Separate product regressions from environment limitations. FAIL and SKIP mean different things operationally. Mixing them destroys the signal.

Use the cheapest check that can catch the class of bug. Static manifest audits are faster and more reliable than end-to-end tests for configuration regressions. End-to-end tests should be reserved for runtime boundaries that static analysis cannot validate.

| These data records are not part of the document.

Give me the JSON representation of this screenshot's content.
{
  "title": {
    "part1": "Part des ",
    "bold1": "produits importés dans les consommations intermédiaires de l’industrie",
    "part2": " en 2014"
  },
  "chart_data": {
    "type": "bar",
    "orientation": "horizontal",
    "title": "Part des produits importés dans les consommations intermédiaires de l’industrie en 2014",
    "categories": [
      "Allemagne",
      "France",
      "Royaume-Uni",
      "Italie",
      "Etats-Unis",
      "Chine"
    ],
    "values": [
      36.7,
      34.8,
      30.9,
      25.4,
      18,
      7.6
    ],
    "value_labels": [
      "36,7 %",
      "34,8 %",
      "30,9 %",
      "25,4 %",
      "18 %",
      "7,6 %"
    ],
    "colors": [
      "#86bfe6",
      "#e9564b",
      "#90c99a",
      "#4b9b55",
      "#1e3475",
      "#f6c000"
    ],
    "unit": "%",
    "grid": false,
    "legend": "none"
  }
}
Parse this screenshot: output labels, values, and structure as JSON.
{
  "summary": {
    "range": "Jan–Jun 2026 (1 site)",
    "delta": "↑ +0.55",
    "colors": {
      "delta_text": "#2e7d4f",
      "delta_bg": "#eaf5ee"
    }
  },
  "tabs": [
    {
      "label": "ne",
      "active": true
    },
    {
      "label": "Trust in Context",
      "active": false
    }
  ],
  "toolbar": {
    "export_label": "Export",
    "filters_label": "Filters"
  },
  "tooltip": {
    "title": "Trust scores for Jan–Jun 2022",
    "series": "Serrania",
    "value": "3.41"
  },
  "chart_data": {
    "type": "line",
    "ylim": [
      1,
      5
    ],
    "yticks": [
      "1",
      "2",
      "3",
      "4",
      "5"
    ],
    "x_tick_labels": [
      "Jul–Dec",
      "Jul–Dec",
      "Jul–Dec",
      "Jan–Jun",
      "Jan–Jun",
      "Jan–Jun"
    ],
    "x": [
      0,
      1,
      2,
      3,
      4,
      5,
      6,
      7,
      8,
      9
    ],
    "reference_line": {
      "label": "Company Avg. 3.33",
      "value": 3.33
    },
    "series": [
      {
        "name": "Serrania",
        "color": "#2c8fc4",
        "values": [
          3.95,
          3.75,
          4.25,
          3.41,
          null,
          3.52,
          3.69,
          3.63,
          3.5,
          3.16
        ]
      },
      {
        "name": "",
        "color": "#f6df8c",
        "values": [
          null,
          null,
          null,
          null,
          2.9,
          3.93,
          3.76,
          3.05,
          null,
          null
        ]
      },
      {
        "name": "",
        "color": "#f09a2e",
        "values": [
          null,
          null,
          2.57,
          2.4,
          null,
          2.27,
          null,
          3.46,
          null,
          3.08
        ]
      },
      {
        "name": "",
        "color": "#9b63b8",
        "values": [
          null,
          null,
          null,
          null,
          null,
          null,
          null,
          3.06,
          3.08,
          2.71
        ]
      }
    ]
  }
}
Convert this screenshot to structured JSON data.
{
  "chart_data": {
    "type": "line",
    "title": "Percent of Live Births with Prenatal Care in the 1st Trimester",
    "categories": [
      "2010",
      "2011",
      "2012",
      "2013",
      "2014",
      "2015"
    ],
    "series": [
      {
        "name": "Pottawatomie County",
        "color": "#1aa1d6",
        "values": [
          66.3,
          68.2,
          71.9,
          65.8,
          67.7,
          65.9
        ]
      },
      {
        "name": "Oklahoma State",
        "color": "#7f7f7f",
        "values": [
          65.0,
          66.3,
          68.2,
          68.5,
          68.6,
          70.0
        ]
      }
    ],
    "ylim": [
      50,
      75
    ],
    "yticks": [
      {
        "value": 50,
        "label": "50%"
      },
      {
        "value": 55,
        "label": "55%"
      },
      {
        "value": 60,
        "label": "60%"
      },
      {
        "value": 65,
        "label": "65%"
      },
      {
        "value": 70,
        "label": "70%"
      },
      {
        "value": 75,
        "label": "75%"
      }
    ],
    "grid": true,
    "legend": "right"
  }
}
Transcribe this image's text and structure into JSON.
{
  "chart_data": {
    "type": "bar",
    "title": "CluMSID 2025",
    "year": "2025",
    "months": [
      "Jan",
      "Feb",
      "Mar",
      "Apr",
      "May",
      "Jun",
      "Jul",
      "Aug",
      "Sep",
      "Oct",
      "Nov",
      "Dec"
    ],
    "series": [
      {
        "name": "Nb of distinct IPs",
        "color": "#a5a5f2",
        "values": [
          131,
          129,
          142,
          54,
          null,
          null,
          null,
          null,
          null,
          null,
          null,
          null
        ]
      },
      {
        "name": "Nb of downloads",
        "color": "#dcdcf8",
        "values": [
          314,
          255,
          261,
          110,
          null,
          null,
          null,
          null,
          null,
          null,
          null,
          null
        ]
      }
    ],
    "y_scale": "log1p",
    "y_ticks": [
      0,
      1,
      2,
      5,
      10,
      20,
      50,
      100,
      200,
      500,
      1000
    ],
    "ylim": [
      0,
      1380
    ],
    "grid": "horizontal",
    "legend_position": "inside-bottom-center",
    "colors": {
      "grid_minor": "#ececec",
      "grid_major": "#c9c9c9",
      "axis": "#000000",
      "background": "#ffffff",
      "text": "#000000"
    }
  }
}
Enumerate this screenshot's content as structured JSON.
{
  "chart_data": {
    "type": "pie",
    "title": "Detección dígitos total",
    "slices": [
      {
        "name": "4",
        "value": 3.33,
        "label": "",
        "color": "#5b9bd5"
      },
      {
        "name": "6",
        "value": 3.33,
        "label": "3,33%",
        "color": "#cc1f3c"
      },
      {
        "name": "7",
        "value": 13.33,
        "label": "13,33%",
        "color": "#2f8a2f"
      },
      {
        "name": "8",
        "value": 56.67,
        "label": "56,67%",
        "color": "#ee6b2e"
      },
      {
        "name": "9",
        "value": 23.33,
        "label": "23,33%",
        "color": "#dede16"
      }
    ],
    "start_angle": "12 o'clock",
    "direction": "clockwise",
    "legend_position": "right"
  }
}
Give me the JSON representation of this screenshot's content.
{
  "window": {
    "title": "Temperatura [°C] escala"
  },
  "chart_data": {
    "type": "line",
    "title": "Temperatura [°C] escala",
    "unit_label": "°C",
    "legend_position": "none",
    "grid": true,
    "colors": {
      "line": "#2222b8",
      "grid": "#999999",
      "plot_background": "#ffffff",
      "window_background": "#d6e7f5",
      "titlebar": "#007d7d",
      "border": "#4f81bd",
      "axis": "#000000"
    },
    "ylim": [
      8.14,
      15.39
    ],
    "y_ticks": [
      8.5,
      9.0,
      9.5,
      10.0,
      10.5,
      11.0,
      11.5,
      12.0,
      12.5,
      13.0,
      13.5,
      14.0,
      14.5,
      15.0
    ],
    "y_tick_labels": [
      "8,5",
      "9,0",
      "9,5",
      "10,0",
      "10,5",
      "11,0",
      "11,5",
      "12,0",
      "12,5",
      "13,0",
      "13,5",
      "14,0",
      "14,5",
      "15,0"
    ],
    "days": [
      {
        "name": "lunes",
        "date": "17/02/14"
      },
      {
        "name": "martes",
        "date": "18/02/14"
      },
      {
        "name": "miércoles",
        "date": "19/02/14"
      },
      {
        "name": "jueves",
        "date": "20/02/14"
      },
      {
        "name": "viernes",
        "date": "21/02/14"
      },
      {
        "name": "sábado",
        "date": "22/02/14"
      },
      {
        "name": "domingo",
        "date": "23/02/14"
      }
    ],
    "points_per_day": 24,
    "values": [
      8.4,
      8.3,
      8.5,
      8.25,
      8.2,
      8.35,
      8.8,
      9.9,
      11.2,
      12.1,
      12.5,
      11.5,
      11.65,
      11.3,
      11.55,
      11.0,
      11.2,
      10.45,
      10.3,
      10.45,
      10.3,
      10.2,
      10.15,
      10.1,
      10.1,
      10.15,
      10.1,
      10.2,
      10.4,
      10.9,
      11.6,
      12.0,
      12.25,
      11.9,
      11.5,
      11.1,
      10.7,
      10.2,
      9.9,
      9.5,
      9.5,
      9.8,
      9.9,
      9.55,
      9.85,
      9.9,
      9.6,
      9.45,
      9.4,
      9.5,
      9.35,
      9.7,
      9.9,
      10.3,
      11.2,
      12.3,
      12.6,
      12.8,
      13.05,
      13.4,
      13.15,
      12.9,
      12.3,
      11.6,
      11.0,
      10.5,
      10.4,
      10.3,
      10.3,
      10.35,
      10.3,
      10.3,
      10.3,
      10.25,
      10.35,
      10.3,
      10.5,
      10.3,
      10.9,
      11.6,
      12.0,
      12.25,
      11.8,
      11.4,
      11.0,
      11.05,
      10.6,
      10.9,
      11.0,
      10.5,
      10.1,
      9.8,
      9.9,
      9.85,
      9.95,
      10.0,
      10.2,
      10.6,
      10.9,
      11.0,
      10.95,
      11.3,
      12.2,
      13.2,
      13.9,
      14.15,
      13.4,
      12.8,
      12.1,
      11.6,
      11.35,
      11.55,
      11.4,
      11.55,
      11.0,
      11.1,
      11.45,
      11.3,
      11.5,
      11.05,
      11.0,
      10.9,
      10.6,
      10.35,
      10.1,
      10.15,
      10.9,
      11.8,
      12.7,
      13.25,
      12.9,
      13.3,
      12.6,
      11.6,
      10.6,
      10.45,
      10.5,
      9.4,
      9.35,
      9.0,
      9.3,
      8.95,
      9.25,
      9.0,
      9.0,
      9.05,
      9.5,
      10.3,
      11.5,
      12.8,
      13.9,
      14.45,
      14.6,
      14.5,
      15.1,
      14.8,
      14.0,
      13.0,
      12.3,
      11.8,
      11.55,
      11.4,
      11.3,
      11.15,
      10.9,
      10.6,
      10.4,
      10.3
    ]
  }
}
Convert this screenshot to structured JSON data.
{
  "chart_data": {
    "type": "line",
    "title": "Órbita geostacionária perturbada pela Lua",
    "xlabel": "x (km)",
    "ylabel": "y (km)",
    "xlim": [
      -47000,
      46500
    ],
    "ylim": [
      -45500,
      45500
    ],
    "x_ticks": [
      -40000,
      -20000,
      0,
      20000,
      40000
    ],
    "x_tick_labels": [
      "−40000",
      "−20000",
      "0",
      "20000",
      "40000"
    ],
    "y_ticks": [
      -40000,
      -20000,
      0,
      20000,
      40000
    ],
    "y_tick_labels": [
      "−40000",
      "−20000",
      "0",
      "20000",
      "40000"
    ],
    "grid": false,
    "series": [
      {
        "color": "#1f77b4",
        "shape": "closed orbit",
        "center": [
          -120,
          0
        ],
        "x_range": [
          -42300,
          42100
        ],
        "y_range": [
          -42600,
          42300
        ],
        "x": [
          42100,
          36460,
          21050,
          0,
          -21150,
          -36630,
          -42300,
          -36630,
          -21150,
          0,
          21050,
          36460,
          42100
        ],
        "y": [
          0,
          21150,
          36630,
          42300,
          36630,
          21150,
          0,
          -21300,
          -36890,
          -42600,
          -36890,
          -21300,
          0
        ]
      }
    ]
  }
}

For critical browser APIs, prefer real subsystem validation over mocks. Mocks are still useful, but they should not be the only proof that a microphone-dependent feature works.

Lessons

--use-fake-device-for-media-stream does not fake everything. It covers getUserMedia and WebRTC. Chrome's SpeechRecognition uses a different internal pathway that still needs a real OS audio device. If you are testing voice in a Chrome extension, you need PulseAudio or a kernel ALSA loopback.

Treating known errors as passing conditions is a trap. It is tempting to write if (error) { skip() } to keep CI green in constrained environments. The right pattern is to distinguish environment limitations (SKIP) from permission regressions (FAIL) explicitly, not fold both into a single "not our problem" bucket.

Static permission audits are worth the maintenance cost. A small Node script that exits 1 when a Chrome API is used without the corresponding manifest permission covers an entire class of silent breakage.

PulseAudio -n + inline module loads is the reliable pattern for root Docker containers. Skip the default config, preload what you need, and use anonymous auth when you control the isolated CI environment.

The result is a test that exercises the browser boundary we actually care about. It is more work than a mock, but it produces signal instead of comfort.